The event brought together more than 2,500 risk management professionals from over 25 countries, and covered topics such as the impact of natural disasters on the industry, the major risks faced by different markets, and the role of brokers.
During the opening of the event, the Chairman of MAPFRE Global Risks, Francisco Marco Orenes, analyzed the five major elements that are defining the current situation. The first of these, of course, is the pandemic, during which it has been demonstrated, once again, that insurance is the most socially conscious activity there is—as it mutualizes risk—and that it is capable of adapting to the new circumstances.
He also highlighted the growing uncertainty in financial markets, which has a knock-on effect on insurance business, and the social transformation driven by technological changes, in which the pandemic has acted as a catalyst. The fourth factor is how the way we work is changing, especially in terms of remote working, which has its advantages and risks, such as the increase in cyberattacks.
Finally, he mentioned the need for regulatory intervention to address today’s burning issues, none more so than pandemic risk. “In the face of unexpected and unforeseen situations like those we are experiencing right now, effective public-private solutions could be put in place for the benefit of society. The outbreak of a pandemic like the one we are living through is the perfect opportunity in this scenario to revisit this type of collaboration,” said Francisco Marco Orenes.
Bosco Francoy, CEO of MAPFRE Global Risks, touched on the current global socio-economic context and its impact on the insurance market, as well as the value proposition of MAPFRE Global Risks in the new environment.

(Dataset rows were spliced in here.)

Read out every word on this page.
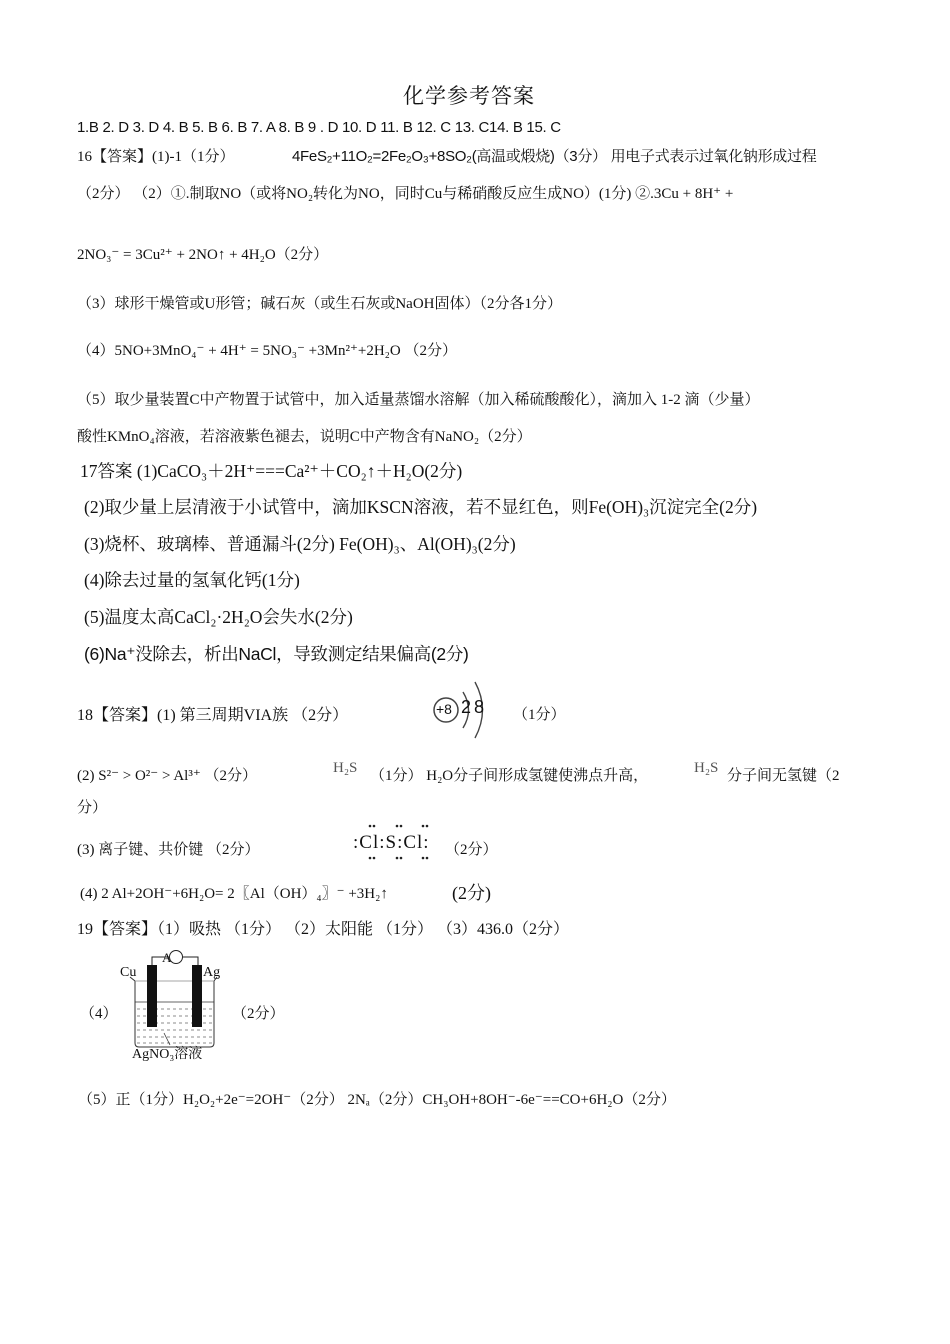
化学参考答案
1.B 2. D 3. D 4. B 5. B 6. B 7. A 8. B 9 . D 10. D 11. B 12. C 13. C14. B 15. C
16【答案】(1)-1（1分）	4FeS₂+11O₂=2Fe₂O₃+8SO₂(高温或煅烧)（3分） 用电子式表示过氧化钠形成过程
（2分） （2）①.制取NO（或将NO₂转化为NO，同时Cu与稀硝酸反应生成NO）(1分) ②.3Cu + 8H⁺ +
2NO₃⁻ = 3Cu²⁺ + 2NO↑ + 4H₂O（2分）
（3）球形干燥管或U形管；碱石灰（或生石灰或NaOH固体）（2分各1分）
（4）5NO+3MnO₄⁻ + 4H⁺ = 5NO₃⁻ +3Mn²⁺+2H₂O （2分）
（5）取少量装置C中产物置于试管中，加入适量蒸馏水溶解（加入稀硫酸酸化），滴加入 1-2 滴（少量）
酸性KMnO₄溶液，若溶液紫色褪去，说明C中产物含有NaNO₂（2分）
17答案 (1)CaCO₃＋2H⁺===Ca²⁺＋CO₂↑＋H₂O(2分)
(2)取少量上层清液于小试管中，滴加KSCN溶液，若不显红色，则Fe(OH)₃沉淀完全(2分)
(3)烧杯、玻璃棒、普通漏斗(2分) Fe(OH)₃、Al(OH)₃(2分)
(4)除去过量的氢氧化钙(1分)
(5)温度太高CaCl₂·2H₂O会失水(2分)
(6)Na⁺没除去，析出NaCl，导致测定结果偏高(2分)
18【答案】(1) 第三周期VIA族 （2分）	+8 2 8 （1分）
(2) S²⁻ > O²⁻ > Al³⁺ （2分）	H₂S （1分） H₂O分子间形成氢键使沸点升高，	H₂S 分子间无氢键（2
分）
(3) 离子键、共价键 （2分）	:Cl:S:Cl: （2分）
(4) 2 Al+2OH⁻+6H₂O= 2〖Al（OH）₄〗⁻ +3H₂↑	(2分)
19【答案】（1）吸热 （1分） （2）太阳能 （1分） （3）436.0（2分）
（4）
A
Cu	Ag
AgNO₃溶液
（2分）
（5）正（1分）H₂O₂+2e⁻=2OH⁻（2分） 2Nₐ（2分）CH₃OH+8OH⁻-6e⁻==CO+6H₂O（2分）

Furthermore, he presented the new strategic initiative that the business unit is working on—the Global Employee Benefit Programs—the development of which “will leverage the Global Risks Unit’s expertise in managing other international programs, so that this can be brought to bear on the Life, Health and Accidents business lines,” said Bosco Francoy.
International Award for Excellence in Risk Management
Sigdo Koppers has been awarded the International Award for Excellence in Risk Management for 2019–2021 by MAPFRE GLOBAL RISKS, in recognition of its risk prevention management and culture. This is the second time this award has been given, and its aims is to be a benchmark in the major risk insurance industry. The award recognizes the work, policies and culture of Sigdo Koppers—a Chilean business group founded in 1960 and operates worldwide—in the area of risk management, prevention and protection.
The key topics of discussion at the 27th edition of the MAPFRE Global Risks International Seminars event, which took place on June 9–10, were: cyberattack prevention measures; the challenges faced by large Latin American corporations in the current environment; major risk trends in the Spanish market; the increasing toughness of the insurance market; and the impact of natural disasters on the industry.